Influenza A virus – swine (IAV-S), commonly also known as swine influenza virus (SIV), is the cause of acute, severe respiratory disease in pigs and is considered one of the top three health challenges facing the swine industry in the United States (U.S.). In addition, IAV-S is a zoonotic pathogen readily shared between pigs and people, representing a health and economic threat to humans and swine worldwide. Morbidity from swine influenza in a pig population may achieve 100% with low mortality, although secondary bacterial infections may increase the death loss. However, IAV-S decreases growth and production as well as increasing treatment costs leading to further economic losses. Estimates have shown a reduction of $10.31 per market hog per year due to influenza virus infections. To put this into perspective, a large production system in the U.S. may sustain losses of over $65 million per year due to IAV and its associated costs. In addition, the increased use of antibiotics to treat secondary infections due to IAV is counter-intuitive to current initiatives to reduce bacterial antibiotic resistance.

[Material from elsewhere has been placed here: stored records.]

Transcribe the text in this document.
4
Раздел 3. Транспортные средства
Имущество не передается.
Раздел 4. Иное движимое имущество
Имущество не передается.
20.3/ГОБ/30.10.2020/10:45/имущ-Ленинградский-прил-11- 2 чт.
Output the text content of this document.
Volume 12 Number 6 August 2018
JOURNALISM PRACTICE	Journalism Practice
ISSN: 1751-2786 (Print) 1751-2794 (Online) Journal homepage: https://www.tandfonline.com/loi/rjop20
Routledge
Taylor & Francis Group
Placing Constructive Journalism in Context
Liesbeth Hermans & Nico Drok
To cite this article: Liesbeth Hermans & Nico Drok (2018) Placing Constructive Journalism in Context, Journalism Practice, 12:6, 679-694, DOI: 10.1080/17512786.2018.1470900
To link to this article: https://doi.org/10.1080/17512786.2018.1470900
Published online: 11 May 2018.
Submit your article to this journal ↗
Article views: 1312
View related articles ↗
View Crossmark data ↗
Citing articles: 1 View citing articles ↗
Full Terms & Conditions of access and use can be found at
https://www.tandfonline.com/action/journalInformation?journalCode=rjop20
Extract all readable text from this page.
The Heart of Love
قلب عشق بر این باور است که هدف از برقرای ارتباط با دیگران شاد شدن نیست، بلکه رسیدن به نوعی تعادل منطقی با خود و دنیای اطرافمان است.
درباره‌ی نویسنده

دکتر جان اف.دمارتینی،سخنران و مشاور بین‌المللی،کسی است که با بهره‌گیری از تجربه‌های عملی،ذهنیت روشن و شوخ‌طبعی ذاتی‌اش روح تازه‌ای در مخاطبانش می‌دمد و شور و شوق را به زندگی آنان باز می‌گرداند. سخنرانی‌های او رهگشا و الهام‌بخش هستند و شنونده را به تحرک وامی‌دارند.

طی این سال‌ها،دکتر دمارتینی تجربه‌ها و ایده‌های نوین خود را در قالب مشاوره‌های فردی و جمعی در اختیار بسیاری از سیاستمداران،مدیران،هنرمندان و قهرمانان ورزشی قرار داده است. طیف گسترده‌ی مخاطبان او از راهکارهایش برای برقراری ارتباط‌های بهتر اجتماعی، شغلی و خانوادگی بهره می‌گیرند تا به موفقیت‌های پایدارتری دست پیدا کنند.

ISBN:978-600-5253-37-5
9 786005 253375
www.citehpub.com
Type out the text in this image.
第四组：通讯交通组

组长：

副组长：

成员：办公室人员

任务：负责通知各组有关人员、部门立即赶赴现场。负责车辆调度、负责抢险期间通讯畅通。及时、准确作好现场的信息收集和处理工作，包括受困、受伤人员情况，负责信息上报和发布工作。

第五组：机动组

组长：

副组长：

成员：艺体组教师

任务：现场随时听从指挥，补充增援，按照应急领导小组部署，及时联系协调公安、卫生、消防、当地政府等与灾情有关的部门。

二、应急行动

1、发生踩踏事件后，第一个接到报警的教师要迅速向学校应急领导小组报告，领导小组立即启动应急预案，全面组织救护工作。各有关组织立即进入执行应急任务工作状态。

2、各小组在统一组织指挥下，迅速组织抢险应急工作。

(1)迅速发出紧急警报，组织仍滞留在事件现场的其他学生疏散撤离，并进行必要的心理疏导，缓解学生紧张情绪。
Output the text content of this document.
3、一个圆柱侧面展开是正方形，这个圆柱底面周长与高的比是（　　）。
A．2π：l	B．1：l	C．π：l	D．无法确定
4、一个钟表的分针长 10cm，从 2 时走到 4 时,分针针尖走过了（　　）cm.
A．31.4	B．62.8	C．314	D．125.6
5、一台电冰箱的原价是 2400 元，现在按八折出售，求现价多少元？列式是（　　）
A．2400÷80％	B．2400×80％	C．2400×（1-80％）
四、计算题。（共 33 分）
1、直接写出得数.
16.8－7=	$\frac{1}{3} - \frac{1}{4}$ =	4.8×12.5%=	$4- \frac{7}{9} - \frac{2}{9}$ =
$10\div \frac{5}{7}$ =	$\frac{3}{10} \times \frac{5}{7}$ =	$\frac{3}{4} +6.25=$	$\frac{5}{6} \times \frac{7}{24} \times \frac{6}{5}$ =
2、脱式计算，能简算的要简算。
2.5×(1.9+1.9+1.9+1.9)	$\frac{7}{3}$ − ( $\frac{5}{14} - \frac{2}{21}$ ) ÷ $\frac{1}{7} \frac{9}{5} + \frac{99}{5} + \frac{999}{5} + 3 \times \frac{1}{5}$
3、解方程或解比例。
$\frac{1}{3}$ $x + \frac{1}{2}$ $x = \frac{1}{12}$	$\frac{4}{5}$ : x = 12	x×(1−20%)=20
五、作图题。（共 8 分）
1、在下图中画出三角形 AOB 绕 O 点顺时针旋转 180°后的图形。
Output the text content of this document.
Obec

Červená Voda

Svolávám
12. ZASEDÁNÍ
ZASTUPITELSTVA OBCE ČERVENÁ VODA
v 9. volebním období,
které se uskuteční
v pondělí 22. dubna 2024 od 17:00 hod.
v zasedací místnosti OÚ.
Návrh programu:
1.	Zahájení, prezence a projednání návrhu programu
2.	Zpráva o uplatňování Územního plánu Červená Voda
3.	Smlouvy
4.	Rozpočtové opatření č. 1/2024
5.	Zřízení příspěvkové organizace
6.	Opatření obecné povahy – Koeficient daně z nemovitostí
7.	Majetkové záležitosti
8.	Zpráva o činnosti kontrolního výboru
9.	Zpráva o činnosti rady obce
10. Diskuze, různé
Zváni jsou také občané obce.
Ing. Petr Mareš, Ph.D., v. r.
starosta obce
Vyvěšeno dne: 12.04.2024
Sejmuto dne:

Strict biosecurity, proper pig flow in a production system, and preventing transmission of human IAV to pigs through personal protective equipment are important control measures for IAV on swine farms. However, vaccinations for IAV-S are the most common and necessary methods to control swine influenza. Current inactivated virus vaccines fail to cross-protect against the massive number of antigenically diverse strains circulating in swine and against the threat of human spillover IAV that had significantly impacted the diverse IAV ecology since 1998 when the first H3N2 human transmission occurred that profoundly affected the industry. As traditional vaccines fail, the industry must explore novel immunogens/antigens and vaccination strategies that will demonstrate broad, cross-protective immune responses in the pig.
Our team recently developed a HA stem-based immunogen designated “HIV6HB-HASTEM” based on the hemagglutinin (HA) of a human H3 virus (A/Hong Kong/8/68), which had shown its binding with the monoclonal antibody specific for the most conserved epitope (CR9114) among influenza A and B viruses to date. More importantly, mice immunized with this antigen (10 µg, three times) developed a high level of ELISA antibody against the immunogen and were protected from a lethal challenge of H1 and H3 IAV strains. As a proof-of-concept for the universal vaccine platform, we conducted a pig study using a random block design to assess if the immunogenicity of HIV6HB-HASTEM for swine and the degree of cross-reactivity of the antibodies with various H1 and H3 strains of IAV-S. Pigs were immunized three times with two different doses of the immunogen via two different routes. Two different adjuvants were used with the immunogen. All vaccinated pigs developed antibodies against the immunogen regardless of doses and routes, although IM injection and an oil-emulsion adjuvant induced a higher level of the antibodies, indicating the immunogenicity of the immungen for swine. However, neither virus-neutralizing antibodies nor HI antibodies were detected in these pigs, implying that this particular immunogen may elicit protective immunity in swine in a way different from what traditional IAV-S vaccines induce. Nonetheless, it remains to further investigate if the immune response induced by this immunogen can provide pigs clinical protection against IAV-S challenge.